John Boyne, vijf jaar oud. Toen Paus Johannes Paulus II in mijn jeugd in luxe de wereld rondreisde en op zijn populariteit speelde om concepten te versterken die niet alleen verouderd, maar ook destructief en schadelijk waren, koesterde hij het applaus van jongeren en zorgde hij ervoor dat hij elke misdaad die tegen hen werd gepleegd, verdoezelde. En toch stortten tienduizenden mensen, waarvan velen jonger dan 30 jaar, eerder dit jaar op het Sint-Pietersplein om zijn heiliging te vieren. Waar is hun mededogen? Waar is hun menselijkheid? En hoe meer schandalen aan het licht kwamen door de jaren heen, hoe meer ik ervan overtuigd raakte dat er geen enkele goede man te vinden was onder hun aantal en hoe eerder ze verdwenen uit ons leven, hoe beter het zou zijn voor iedereen.

toen ik 15 jaar geleden begon met het publiceren van romans, wist ik dat ik er niet over kon schrijven totdat ik genoeg ervaring had om dat te doen. En op een dag vertelde een familielid me dat hij een jonge priester had zien liggen voor de grot van de kerk van Inchicore, hysterisch huilend, terwijl een vrouw – blijkbaar zijn moeder – in even grote nood in de buurt zat. Waarom hij daar was, Weet ik niet, maar ik vond mezelf sterk beïnvloed door het beeld. Was hij een crimineel, vroeg ik me af? Waarschijnlijk. Maar hoe had hij geleden toen hij jong was? Wat bracht hem naar deze plek van persoonlijke verwoesting? En tot mijn verbazing begon ik iets te voelen wat ik nooit had verwacht te voelen tegenover een priester: empathie.

een romanschrijver zoekt naar de verhalen die niet verteld zijn. Het zou heel gemakkelijk zijn om een roman te schrijven met een monster in het midden, een onophoudelijke pedofiel die zonder wroeging op de kwetsbaren aast. De uitdaging voor mij was om een roman te schrijven over de andere priester, de echte priester, degene die zijn leven heeft gegeven aan goede werken en zich verraden voelt door de instelling waaraan hij alles heeft gegeven. Door dit te doen, probeerde ik goedheid te ontdekken waar ik een leven lang het kwaad had gevonden.

ik interviewde vele priesters die zich niet wagen terwijl ze hun gewoontes dragen voor het geval ze bespuugd worden; anderen die bang zijn om alleen te zijn met een kind voor het geval ze onterecht beschuldigd worden. Hun pijn, en hun medeleven voor de slachtoffers van misbruik, ontroerde me en dwong me om mijn eigen vooroordelen onder ogen te zien.Bij het schrijven van deze roman hoopte ik dat degenen die de kerk blindelings verdedigen tegen alle critici de misdaden zouden erkennen die de instelling heeft begaan, terwijl degenen die de kerk onophoudelijk veroordelen zouden kunnen accepteren dat er veel fatsoenlijke mensen zijn die een goed leven hebben geleid. Het is een verhaal dat Ierse schrijvers voor het grootste deel hebben genegeerd, maar het is niet geschreven ter verdediging van de kerk – inderdaad, tegen het einde ervan, moet de lezer de medeplichtigheid van de verteller in de gebeurtenissen die voor hem plaatsvonden overwegen – maar het is ook geen regelrechte aanval. Het is gewoon een roman die mensen vraagt om het onderwerp vanuit een breder perspectief te bekijken en het leven te heroverwegen van al degenen die hebben geleden, zowel binnen als buiten een van de fundamentele pijlers van de Ierse samenleving.
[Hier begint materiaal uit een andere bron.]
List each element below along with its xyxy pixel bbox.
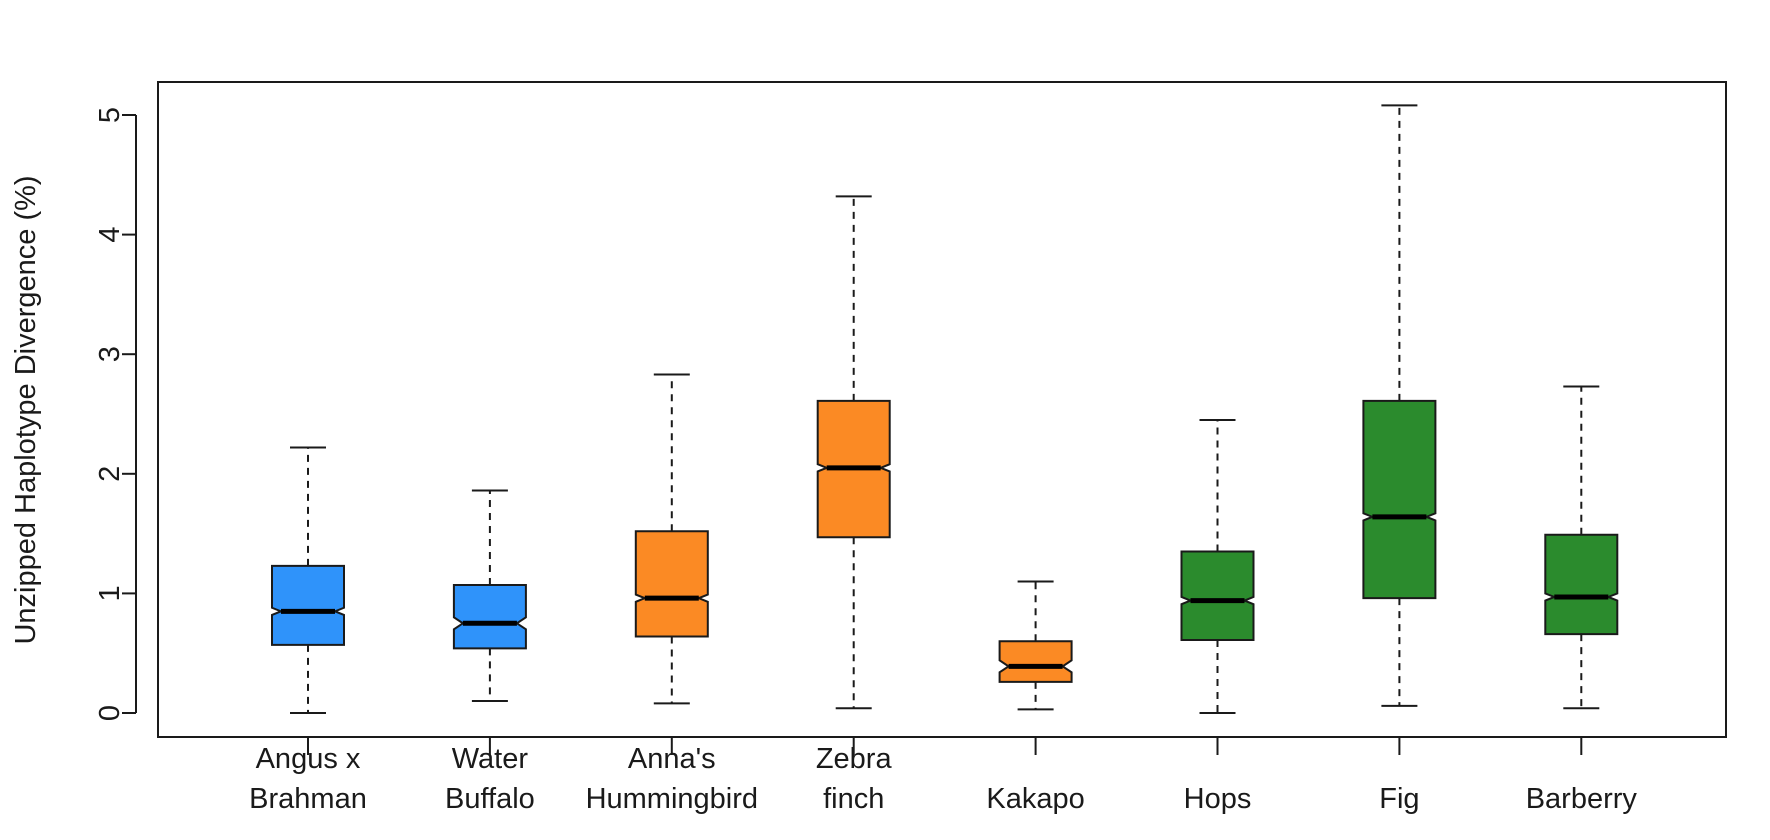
x-category-label: Fig <box>1379 783 1419 815</box>
y-tick-label: 3 <box>94 346 126 362</box>
box-group <box>1180 418 1255 714</box>
box-group <box>816 195 891 710</box>
x-category-label: Zebra <box>816 743 893 775</box>
x-category-label: Hummingbird <box>586 783 758 815</box>
box-group <box>1362 104 1437 707</box>
box-group <box>634 373 709 705</box>
boxes-group <box>271 104 1619 714</box>
x-category-label: Buffalo <box>445 783 535 815</box>
y-tick-label: 4 <box>94 227 126 243</box>
x-category-label: Angus x <box>256 743 361 775</box>
x-axis: Angus x Brahman Water Buffalo Anna's Hummingb… <box>249 736 1638 815</box>
x-category-label: Anna's <box>628 743 716 775</box>
x-category-label: Kakapo <box>986 783 1084 815</box>
box <box>998 640 1073 683</box>
box <box>1180 550 1255 642</box>
box-group <box>1544 385 1619 710</box>
box-group <box>998 580 1073 711</box>
x-category-label: Barberry <box>1526 783 1638 815</box>
y-tick-label: 5 <box>94 107 126 123</box>
y-tick-label: 2 <box>94 466 126 482</box>
box <box>452 584 527 650</box>
box-group <box>271 446 345 714</box>
y-axis: 0 1 2 3 4 5 <box>94 107 137 721</box>
box <box>1544 533 1619 636</box>
y-tick-label: 0 <box>94 705 126 721</box>
x-category-label: finch <box>823 783 884 815</box>
y-tick-label: 1 <box>94 585 126 601</box>
box <box>1362 399 1437 600</box>
x-category-label: Water <box>452 743 529 775</box>
x-category-label: Hops <box>1184 783 1252 815</box>
box-group <box>452 489 527 703</box>
x-category-label: Brahman <box>249 783 367 815</box>
y-axis-title: Unzipped Haplotype Divergence (%) <box>10 175 42 644</box>
box <box>271 564 345 646</box>
box <box>634 530 709 638</box>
* om een geschiedenis van eenzaamheid van John Boyne te bestellen voor £11,24 (RRP £14,99), ga naar de boekhandel.The Guardian.com or call 0330 333 6846

{{#ticker}}

{{topLeft}}

{{bottomLeft}}

{{topRight}}

{{bottomRight}}

{{#goalExceededMarkerPercentage}}

{{/goalExceededMarkerPercentage}}

{{/ticker}}

{{heading}}

{{#paragraphs}}

{{.}}

{{/paragraphs}}{{highlightedText}}

{{#cta}}{{text}}{{/cta}}
Remind me in May

Accepted payment methods: Visa, Mastercard, American Express en PayPal

wij nemen contact met u op om u eraan te herinneren bij te dragen. Kijk uit voor een bericht in je inbox in mei 2021. Als u vragen heeft over bijdragen, neem dan contact met ons op.

  • Delen op Facebook
  • Delen op Twitter
  • delen via e-mail
  • Delen op LinkedIn
  • Delen op Pinterest
  • Delen op WhatsApp
  • Delen op Messenger

Geef een antwoord

Het e-mailadres wordt niet gepubliceerd.